The group that has become known as the “Cobb Community Food Fleet” includes 14 organizations that picked up the food from Truist Park, the Galleria, the Cobb Energy Centre, and Sweetwater Mission, subsequently delivering it to over 50 other fleet members (primarily churches and other nonprofits) throughout the county.  S.A. White and Mobilized Fuels provided the diesel needed to run the trailers; refrigeration was never lacking.

The effort has been a joint initiative of Cobb Community Foundation and Noonday Association of Churches.  Costs were largely underwritten by the Atlanta Braves, who also contributed the use of the stadium’s massive refrigerator and loading docks as the first distribution center. Cobb County’s Board of Commissioners provided CARES Act and ARP Act funding of $540,000 to purchase food boxes, but the vast majority of the food was provided through the USDA’s Farmers to Families program.

MUST Ministries picking up food from Truist Park.
MUST Ministries picking up food from Truist Park.

What made Cobb such an attractive partner for the program’s food distributors was having a central distribution center at easily accessible facilities with subsequent deliveries throughout the entire county being handled by others. In this case, a “fleet” of nonprofits.

The need for a centralized distribution center went away when the USDA’s Farmers to Families program ended, but the need for food remains. Cobb Community Foundation took this issue to the Cobb Board of Commissioners earlier this year. The Board of Commissioners ultimately allocated $1.5 million of American Rescue Plan funding for the purchase of food by Cobb nonprofits.

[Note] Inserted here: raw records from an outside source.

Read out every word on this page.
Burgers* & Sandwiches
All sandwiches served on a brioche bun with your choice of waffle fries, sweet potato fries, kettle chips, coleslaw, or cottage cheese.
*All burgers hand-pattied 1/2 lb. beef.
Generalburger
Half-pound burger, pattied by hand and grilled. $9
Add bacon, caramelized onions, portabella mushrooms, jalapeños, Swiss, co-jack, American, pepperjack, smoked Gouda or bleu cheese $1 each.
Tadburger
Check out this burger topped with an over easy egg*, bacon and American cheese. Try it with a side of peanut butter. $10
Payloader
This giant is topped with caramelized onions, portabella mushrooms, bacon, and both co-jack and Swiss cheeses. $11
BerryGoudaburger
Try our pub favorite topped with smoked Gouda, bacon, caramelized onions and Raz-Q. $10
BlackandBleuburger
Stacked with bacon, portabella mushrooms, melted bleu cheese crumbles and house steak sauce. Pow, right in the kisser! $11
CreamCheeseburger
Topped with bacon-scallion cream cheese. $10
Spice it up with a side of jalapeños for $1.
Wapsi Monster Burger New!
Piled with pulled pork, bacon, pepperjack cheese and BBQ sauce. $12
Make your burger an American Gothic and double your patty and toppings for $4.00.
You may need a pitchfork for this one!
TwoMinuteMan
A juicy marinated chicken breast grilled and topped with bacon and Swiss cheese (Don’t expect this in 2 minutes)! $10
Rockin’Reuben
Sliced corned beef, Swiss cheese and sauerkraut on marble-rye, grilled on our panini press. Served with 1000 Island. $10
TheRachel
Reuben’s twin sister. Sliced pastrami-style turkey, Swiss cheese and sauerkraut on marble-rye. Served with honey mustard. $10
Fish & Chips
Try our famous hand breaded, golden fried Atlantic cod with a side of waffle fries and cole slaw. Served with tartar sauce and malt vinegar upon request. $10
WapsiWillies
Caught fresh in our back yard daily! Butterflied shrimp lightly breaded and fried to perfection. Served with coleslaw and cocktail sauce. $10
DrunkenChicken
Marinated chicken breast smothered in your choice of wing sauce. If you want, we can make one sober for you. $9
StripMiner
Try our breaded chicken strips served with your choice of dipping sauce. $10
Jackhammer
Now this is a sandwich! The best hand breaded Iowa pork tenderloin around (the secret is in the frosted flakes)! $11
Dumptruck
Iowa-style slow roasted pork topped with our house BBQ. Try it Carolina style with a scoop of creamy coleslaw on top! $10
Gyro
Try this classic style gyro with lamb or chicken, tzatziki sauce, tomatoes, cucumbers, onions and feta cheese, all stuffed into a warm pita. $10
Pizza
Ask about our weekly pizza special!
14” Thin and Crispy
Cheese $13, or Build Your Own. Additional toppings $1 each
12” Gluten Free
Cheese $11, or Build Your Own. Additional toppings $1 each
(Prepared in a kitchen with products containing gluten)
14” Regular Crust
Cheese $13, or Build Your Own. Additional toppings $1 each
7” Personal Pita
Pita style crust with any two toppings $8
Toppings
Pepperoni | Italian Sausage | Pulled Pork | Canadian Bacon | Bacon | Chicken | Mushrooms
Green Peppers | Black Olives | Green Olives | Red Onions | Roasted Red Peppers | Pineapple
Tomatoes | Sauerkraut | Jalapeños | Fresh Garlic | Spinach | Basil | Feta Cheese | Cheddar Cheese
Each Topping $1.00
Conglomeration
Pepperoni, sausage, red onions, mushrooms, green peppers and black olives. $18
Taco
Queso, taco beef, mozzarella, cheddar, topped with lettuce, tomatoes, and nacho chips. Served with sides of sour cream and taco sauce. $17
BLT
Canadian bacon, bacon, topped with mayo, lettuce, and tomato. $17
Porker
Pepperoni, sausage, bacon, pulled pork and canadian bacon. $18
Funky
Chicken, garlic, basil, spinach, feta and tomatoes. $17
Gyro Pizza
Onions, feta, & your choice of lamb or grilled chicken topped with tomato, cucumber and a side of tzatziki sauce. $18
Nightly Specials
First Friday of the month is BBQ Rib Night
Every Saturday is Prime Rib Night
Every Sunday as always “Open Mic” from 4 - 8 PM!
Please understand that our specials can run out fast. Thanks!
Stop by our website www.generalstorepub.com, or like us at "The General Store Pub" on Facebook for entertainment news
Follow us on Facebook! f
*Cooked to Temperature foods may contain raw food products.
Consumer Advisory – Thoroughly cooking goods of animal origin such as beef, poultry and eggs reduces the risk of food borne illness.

Says Shari Martin, President and CEO of Cobb Community Foundation, “We will continue to work to ensure that food remains available when needed and where needed.”  To that end, Noonday Association of Churches, the Atlanta Community Food Bank, and Cobb Community Foundation are working on an upcoming event for all nonprofit food providers at which attendees will be presented with census tract-level data on food insecurity to explore opportunities for collaboration.